Très souvent encore certaines revues spécialisées nourrissent pour le cinéaste suisse Jean-Luc Godard une admiration sans bornes. La chose généralement admise et soulignée à travers des pages et des pages est qu'au sein de la Nouvelle Vague Française dans les années 1960 ses films se sont imposés aisément par rapport au reste de la production. Son style original n'a pourtant pas survécu dans ses dernières productions. Passons.

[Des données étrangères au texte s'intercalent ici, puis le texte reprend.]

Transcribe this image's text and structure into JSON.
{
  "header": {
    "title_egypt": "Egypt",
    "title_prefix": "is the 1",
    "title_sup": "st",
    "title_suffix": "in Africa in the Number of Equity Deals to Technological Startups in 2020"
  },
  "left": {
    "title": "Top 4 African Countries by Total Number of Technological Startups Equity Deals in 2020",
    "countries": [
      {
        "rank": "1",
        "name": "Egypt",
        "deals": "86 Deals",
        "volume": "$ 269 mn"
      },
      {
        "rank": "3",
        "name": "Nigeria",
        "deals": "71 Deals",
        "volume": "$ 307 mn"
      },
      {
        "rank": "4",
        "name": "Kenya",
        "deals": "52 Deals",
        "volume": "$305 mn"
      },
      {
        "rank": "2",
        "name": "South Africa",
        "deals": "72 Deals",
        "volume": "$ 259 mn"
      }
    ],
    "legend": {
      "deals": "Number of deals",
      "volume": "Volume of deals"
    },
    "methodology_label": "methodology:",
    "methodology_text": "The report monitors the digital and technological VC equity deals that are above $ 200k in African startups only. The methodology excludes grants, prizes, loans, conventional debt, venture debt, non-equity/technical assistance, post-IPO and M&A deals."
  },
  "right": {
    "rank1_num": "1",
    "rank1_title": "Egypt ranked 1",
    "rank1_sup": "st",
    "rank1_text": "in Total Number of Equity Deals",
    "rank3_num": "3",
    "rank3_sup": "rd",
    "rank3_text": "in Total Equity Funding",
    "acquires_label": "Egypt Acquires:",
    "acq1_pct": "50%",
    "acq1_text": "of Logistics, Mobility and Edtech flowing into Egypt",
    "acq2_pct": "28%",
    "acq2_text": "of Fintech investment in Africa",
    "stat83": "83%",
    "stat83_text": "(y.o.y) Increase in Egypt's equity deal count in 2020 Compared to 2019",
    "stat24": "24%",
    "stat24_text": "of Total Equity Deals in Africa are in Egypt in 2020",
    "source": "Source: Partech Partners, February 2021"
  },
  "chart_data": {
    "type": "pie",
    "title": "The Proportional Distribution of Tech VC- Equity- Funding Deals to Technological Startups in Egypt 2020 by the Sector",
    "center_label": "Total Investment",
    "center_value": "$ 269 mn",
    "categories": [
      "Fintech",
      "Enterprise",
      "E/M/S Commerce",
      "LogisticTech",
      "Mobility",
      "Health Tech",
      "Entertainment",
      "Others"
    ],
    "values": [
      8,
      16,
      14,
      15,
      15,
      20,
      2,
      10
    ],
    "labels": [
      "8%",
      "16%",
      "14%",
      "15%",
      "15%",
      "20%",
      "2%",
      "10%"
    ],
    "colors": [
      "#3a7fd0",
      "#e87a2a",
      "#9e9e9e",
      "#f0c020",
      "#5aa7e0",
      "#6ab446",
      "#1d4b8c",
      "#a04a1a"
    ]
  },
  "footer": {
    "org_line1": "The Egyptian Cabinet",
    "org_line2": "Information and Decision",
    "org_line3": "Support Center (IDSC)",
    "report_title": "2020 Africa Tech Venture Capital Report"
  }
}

Notre propos ici est le fiasco total de son expérience au Mozambique en 1978. Le Mozambique a acquis son indépendance du Portugal après une lutte héroïque en 1975. Cinq mois après l'indépendance a été crée un institut cinématographique, l'INAC. En 1978, le Mozambique a nationalisé les compagnies étrangères de production et de distribution. La même année, l'Inac a abrité des débats longs et sérieux de fond sur la stratégie de développement de la production cinématographique et sur le projet de création d'une télévision nationale.

On a fait appel à Jean Rouch d'abord qui a dirigé à l'université de Maputo un atelier de super 8 et livré avec l'aide de ses collaborateurs Philippe Constantini et Jacques d'Arthyus des courts métrages vidéo réalisés avec les stagiaires mozambicains de l'Inac (Institut National de l'Audiovisuel et du Cinéma).

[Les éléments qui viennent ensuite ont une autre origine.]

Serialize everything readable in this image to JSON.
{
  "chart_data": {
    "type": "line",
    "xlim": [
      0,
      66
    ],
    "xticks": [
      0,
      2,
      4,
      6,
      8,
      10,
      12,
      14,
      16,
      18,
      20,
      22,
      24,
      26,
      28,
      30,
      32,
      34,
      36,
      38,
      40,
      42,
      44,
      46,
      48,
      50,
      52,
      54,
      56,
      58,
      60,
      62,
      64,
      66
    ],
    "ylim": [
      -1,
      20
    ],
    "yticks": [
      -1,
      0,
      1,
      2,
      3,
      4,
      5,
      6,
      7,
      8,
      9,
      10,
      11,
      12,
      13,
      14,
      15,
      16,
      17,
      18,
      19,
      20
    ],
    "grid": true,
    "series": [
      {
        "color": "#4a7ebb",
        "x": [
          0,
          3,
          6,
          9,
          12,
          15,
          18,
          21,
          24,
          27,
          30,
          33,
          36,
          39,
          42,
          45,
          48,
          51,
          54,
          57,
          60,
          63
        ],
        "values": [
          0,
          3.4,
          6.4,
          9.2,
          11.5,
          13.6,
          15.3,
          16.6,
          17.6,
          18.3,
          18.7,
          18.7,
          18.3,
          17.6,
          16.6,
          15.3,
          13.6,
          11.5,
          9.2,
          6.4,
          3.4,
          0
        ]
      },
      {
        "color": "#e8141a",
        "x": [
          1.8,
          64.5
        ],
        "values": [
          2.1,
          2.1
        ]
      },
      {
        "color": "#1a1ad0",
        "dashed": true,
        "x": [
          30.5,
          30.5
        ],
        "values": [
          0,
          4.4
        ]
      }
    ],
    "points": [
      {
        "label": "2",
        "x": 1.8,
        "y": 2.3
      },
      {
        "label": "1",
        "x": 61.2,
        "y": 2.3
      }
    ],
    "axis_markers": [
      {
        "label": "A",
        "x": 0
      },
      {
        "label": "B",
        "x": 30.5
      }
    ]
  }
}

Toujours en 1978, on a ensuite fait venir Godard, lequel a bénéficié pour sa société Sonimage d'un contrat officiel bien payé (on a trop souvent laissé croire que le cinéaste suisse a travaillé bénévolement, comme une ONG, insupportable mensonge !). Son projet : aider le Mozambique dans la création d'une chaîne de télévision nationale. Cela n'a jamais marché. Godard probablement cherchait surtout à expérimenter de nouveaux matériels dans un terrain vierge comme le Mozambique. Il travaillait en cheville avec un fabriquant de caméras (soi disant révolutionnaires) dont la société était basée à Grenoble.

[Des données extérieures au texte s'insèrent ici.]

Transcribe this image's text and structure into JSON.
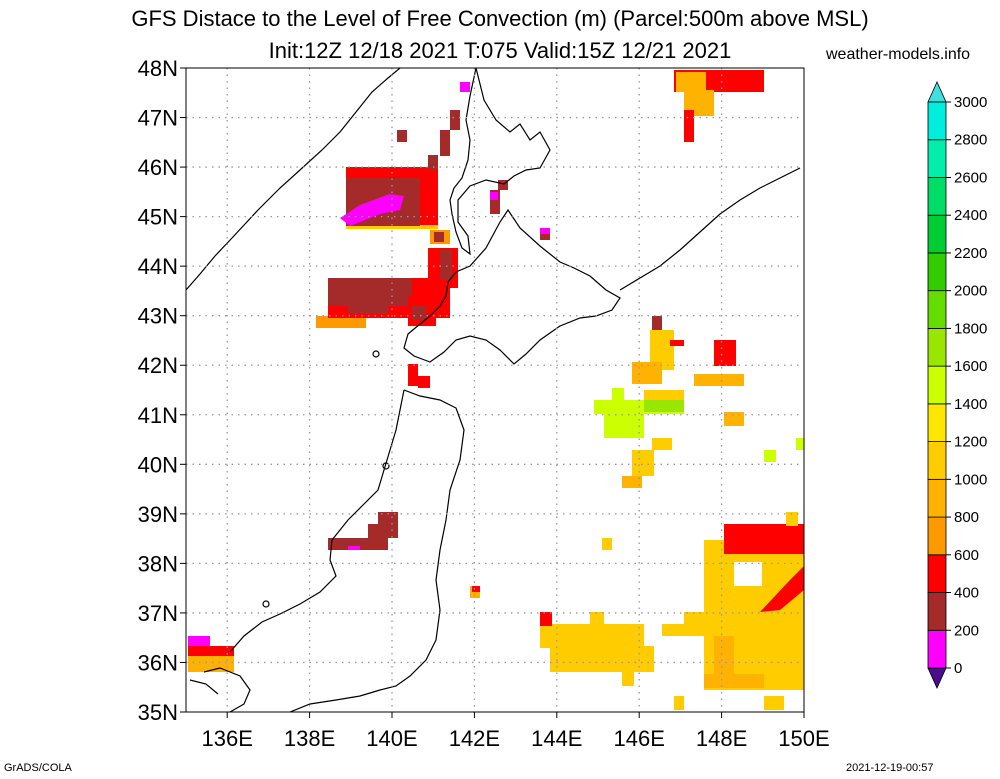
{
  "title": {
    "line1": "GFS Distace to the Level of Free Convection (m) (Parcel:500m above MSL)",
    "line2": "Init:12Z 12/18 2021 T:075 Valid:15Z 12/21 2021",
    "credit": "weather-models.info"
  },
  "footer": {
    "left": "GrADS/COLA",
    "right": "2021-12-19-00:57"
  },
  "map": {
    "lon_range": [
      135,
      150
    ],
    "lat_range": [
      35,
      48
    ],
    "lat_labels": [
      "35N",
      "36N",
      "37N",
      "38N",
      "39N",
      "40N",
      "41N",
      "42N",
      "43N",
      "44N",
      "45N",
      "46N",
      "47N",
      "48N"
    ],
    "lon_labels": [
      "136E",
      "138E",
      "140E",
      "142E",
      "144E",
      "146E",
      "148E",
      "150E"
    ],
    "lon_ticks": [
      136,
      138,
      140,
      142,
      144,
      146,
      148,
      150
    ],
    "grid": "dotted"
  },
  "colorbar": {
    "labels": [
      "0",
      "200",
      "400",
      "600",
      "800",
      "1000",
      "1200",
      "1400",
      "1600",
      "1800",
      "2000",
      "2200",
      "2400",
      "2600",
      "2800",
      "3000"
    ],
    "colors": [
      "#4a0e8c",
      "#ff00ff",
      "#a52a2a",
      "#ff0000",
      "#ff9900",
      "#ffb300",
      "#ffcc00",
      "#ffe600",
      "#ccff00",
      "#99e600",
      "#66dd00",
      "#33cc00",
      "#00cc33",
      "#00dd66",
      "#00eeaa",
      "#00eedd"
    ],
    "colors_hex_note": ""
  },
  "colors": {
    "c200": "#ff00ff",
    "c400": "#a52a2a",
    "c600": "#ff0000",
    "c800": "#ff9900",
    "c1000": "#ffb300",
    "c1200": "#ffcc00",
    "c1400": "#ffe600",
    "c1600": "#ccff00",
    "c1800": "#99e600"
  }
}
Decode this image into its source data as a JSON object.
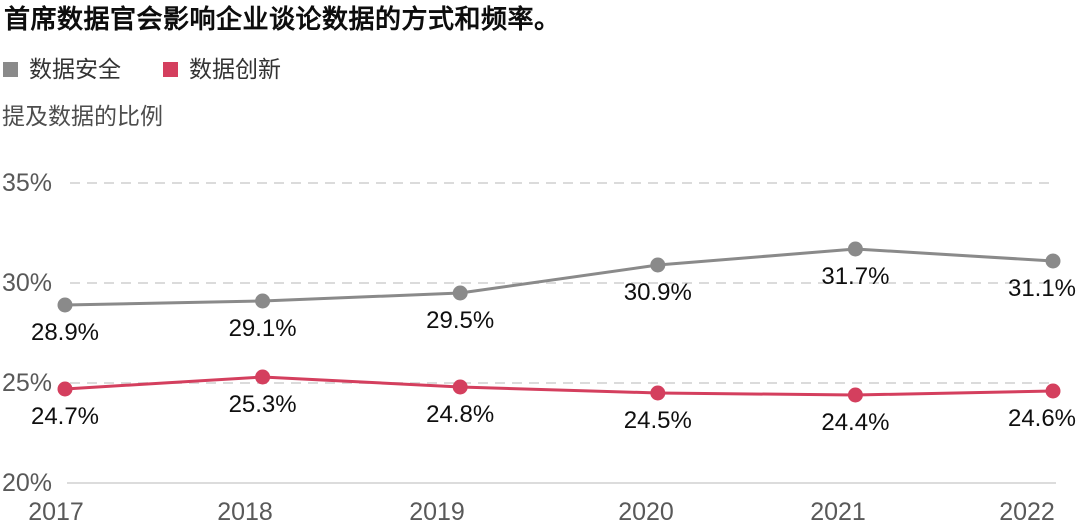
{
  "title": "首席数据官会影响企业谈论数据的方式和频率。",
  "chart_data": {
    "type": "line",
    "title": "首席数据官会影响企业谈论数据的方式和频率。",
    "ylabel": "提及数据的比例",
    "xlabel": "",
    "categories": [
      "2017",
      "2018",
      "2019",
      "2020",
      "2021",
      "2022"
    ],
    "series": [
      {
        "key": "security",
        "name": "数据安全",
        "color": "#8A8A8A",
        "values": [
          28.9,
          29.1,
          29.5,
          30.9,
          31.7,
          31.1
        ],
        "point_labels": [
          "28.9%",
          "29.1%",
          "29.5%",
          "30.9%",
          "31.7%",
          "31.1%"
        ]
      },
      {
        "key": "innovation",
        "name": "数据创新",
        "color": "#D43F5E",
        "values": [
          24.7,
          25.3,
          24.8,
          24.5,
          24.4,
          24.6
        ],
        "point_labels": [
          "24.7%",
          "25.3%",
          "24.8%",
          "24.5%",
          "24.4%",
          "24.6%"
        ]
      }
    ],
    "ylim": [
      20,
      35
    ],
    "yticks": [
      {
        "value": 35,
        "label": "35%",
        "style": "dashed"
      },
      {
        "value": 30,
        "label": "30%",
        "style": "dashed"
      },
      {
        "value": 25,
        "label": "25%",
        "style": "dashed"
      },
      {
        "value": 20,
        "label": "20%",
        "style": "solid"
      }
    ],
    "grid": "horizontal",
    "legend_position": "top-left",
    "colors": {
      "grid_dashed": "#DBDBDB",
      "axis_line": "#DCDCDC",
      "tick_text": "#595959",
      "data_label_text": "#0f0f0f"
    }
  }
}
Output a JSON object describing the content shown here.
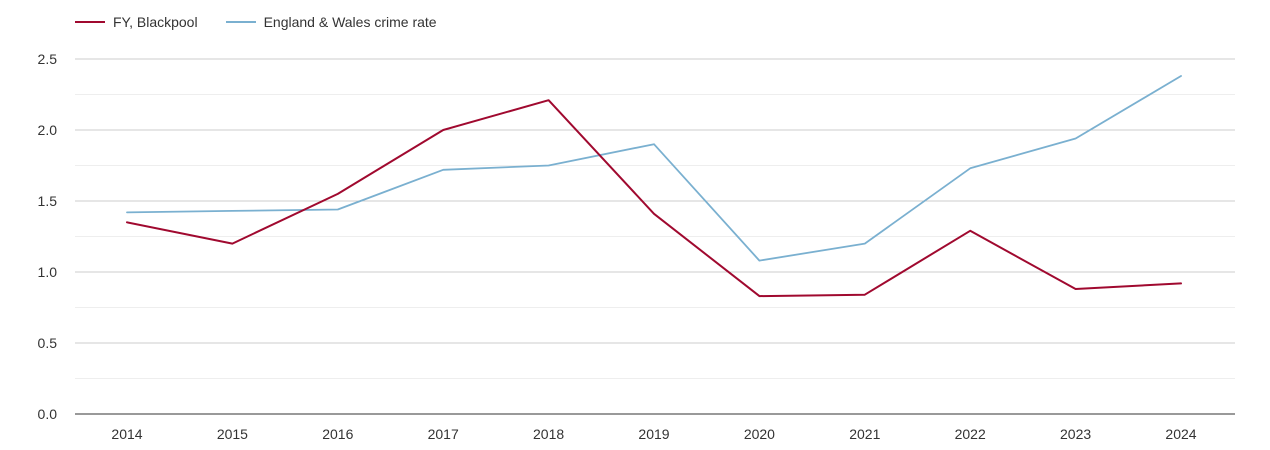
{
  "chart_data": {
    "type": "line",
    "title": "",
    "xlabel": "",
    "ylabel": "",
    "categories": [
      "2014",
      "2015",
      "2016",
      "2017",
      "2018",
      "2019",
      "2020",
      "2021",
      "2022",
      "2023",
      "2024"
    ],
    "ylim": [
      0,
      2.5
    ],
    "yticks": [
      "0.0",
      "0.5",
      "1.0",
      "1.5",
      "2.0",
      "2.5"
    ],
    "grid": true,
    "legend_position": "top-left",
    "series": [
      {
        "name": "FY, Blackpool",
        "color": "#a0092f",
        "values": [
          1.35,
          1.2,
          1.55,
          2.0,
          2.21,
          1.41,
          0.83,
          0.84,
          1.29,
          0.88,
          0.92
        ]
      },
      {
        "name": "England & Wales crime rate",
        "color": "#7ab0d0",
        "values": [
          1.42,
          1.43,
          1.44,
          1.72,
          1.75,
          1.9,
          1.08,
          1.2,
          1.73,
          1.94,
          2.38
        ]
      }
    ]
  }
}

Godard malheureusement n'a jamais achevé son projet vidéo intitulé très pompeusement : Naissance (d'une image) d'une Nation. Godard se voyait déjà dans la peau du grand Griffith ! Le passage de Godard au Mozambique a laissé des vagues. L'Inac, dirigé alors par le cinéaste mozambico-brésilien Ruy Guerra, fut le théâtre de très âpres controverses et critiques. Une grande polémique sur les projets avortés de Godard. Toute cette histoire qui a coûté très cher n'a servi à rien.

Ruy Guerra a réussi après ça à surmonter cette pénible épreuve. L'inac s'est mis au travail et mis en place une chaîne de production en 16 et 35 mm. En 1983, l' Inac comptait déjà 80 employés. Quatre longs métrages fiction et 70 documentaires étaient en boîte. Le souvenir de Godard était effacé.